Networked and Distributed Computing Systems Laboratory (NDSL) is working on a number of research projects that improve the practice of design and implementation of networked computing systems.
The importance of a technological breakthrough for such systems grows with the recent advent of low-latency services (e.g., AR/VR) or high-computing applications (e.g., distributed deep learning). We deal with various problems that occur when the applications operate in data centers, cloud environments or mobile networks, and aim to propose novel systems that are unconventional, while taking advantage of new hardware devices.
AccelNIC: Accelerating Network Application via SmartNIC
In the face of exploding network traffic, such as in data centers, existing network stacks are already showing their performance limitations. To address this problem, this research project focuses on offloading repetitive operations in the transport layer (TCP/IP) and in data encryption (SSL) to a programmable network card that can flexibly provide new features.
CoDDL: GPU Cluster Management System for Distributed DL
Distributed deep learning (DL), which utilizes multiple GPUs, is widely used to reduce learning time, whereas a single GPU can require several months.
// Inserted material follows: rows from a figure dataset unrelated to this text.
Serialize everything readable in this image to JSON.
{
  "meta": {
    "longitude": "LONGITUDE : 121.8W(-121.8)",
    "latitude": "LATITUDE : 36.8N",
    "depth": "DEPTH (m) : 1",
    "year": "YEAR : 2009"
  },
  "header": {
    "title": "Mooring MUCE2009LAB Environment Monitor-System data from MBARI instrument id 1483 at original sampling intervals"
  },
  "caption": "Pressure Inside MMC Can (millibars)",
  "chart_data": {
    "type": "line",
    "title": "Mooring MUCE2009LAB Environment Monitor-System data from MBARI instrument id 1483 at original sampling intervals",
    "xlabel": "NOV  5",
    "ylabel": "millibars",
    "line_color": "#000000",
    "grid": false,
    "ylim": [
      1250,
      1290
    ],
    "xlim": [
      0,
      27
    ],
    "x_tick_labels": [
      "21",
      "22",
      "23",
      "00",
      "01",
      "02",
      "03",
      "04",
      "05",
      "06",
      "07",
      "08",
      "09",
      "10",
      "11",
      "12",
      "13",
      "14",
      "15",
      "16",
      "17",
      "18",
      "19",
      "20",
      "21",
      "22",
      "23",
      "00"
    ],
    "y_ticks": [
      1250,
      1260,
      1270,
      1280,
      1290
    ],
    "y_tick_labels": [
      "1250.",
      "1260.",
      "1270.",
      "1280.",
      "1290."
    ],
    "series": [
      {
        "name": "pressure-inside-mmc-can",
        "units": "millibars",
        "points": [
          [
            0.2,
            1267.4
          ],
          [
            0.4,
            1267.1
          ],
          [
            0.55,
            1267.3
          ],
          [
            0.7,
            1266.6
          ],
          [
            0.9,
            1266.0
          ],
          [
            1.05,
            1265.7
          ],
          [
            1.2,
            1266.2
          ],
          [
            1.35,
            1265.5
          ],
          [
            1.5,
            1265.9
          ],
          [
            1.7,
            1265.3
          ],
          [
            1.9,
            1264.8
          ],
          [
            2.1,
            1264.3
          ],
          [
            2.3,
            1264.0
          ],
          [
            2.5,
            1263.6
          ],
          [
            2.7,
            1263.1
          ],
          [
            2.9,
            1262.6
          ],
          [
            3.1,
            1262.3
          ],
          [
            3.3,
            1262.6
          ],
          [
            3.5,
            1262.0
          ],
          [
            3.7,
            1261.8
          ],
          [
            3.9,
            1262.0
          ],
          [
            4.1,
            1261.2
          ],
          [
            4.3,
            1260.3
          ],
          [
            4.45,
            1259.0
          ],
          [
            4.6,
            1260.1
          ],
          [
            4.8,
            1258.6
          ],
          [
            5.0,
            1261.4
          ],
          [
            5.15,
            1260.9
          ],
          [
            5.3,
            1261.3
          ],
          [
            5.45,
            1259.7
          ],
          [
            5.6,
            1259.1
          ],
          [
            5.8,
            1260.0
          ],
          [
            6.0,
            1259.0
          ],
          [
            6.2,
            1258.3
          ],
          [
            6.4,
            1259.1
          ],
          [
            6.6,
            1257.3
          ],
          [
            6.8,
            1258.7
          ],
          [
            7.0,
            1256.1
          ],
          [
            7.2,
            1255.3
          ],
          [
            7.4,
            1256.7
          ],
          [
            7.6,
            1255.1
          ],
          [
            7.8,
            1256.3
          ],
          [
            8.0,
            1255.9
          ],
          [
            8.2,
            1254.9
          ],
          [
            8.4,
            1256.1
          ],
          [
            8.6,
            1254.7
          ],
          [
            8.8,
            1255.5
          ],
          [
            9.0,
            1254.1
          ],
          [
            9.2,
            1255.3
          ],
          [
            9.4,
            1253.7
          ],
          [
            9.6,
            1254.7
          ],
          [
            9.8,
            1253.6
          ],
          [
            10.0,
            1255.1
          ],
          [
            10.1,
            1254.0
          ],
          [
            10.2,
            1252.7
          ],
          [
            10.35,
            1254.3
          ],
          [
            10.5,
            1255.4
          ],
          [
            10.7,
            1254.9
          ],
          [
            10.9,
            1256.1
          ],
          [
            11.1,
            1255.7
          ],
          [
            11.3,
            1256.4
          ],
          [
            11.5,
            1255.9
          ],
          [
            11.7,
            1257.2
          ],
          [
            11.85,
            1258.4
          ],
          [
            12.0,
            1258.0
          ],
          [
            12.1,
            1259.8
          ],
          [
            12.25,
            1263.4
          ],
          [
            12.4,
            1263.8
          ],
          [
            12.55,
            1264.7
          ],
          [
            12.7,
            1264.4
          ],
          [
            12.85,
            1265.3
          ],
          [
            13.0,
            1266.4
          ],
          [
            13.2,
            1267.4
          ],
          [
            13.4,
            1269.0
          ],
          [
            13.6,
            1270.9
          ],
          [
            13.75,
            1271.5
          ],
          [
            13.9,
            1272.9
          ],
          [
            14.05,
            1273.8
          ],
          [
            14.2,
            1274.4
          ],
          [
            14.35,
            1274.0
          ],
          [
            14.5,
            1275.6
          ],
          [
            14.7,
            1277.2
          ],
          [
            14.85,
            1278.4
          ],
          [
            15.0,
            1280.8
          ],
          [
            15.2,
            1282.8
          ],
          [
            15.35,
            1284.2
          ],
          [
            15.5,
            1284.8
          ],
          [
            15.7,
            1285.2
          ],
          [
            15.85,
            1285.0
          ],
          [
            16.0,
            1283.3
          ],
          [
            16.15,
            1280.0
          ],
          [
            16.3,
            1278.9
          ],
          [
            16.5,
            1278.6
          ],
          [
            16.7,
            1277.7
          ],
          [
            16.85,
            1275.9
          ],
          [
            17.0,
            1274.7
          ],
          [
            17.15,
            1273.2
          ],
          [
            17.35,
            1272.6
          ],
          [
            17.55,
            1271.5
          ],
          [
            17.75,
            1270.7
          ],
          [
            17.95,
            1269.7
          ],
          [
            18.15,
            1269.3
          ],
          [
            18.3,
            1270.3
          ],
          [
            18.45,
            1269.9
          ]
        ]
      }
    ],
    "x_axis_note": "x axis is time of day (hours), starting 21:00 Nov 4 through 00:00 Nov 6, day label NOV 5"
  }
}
Thus, efficient GPU resource allocation and management for multiple tenants is a critical issue in deep learning clusters with many GPUs. We are working on an efficient resource allocator and a scheduler system with consideration of deep learning model characteristics.
Knowledge Caching: Low Latency Deep Learning Services with Deep Model Cache
Deep learning applications offer services that are closely related to our lives in the form of smart speakers. These applications are typically deployed in the cloud servers, but this approach has potential problems such as server computation limits and user information privacy. We propose and implement a system with a new approach, called a deep model cache, which handles user requests that often involve repetitive or sensitive personal information in the local environment.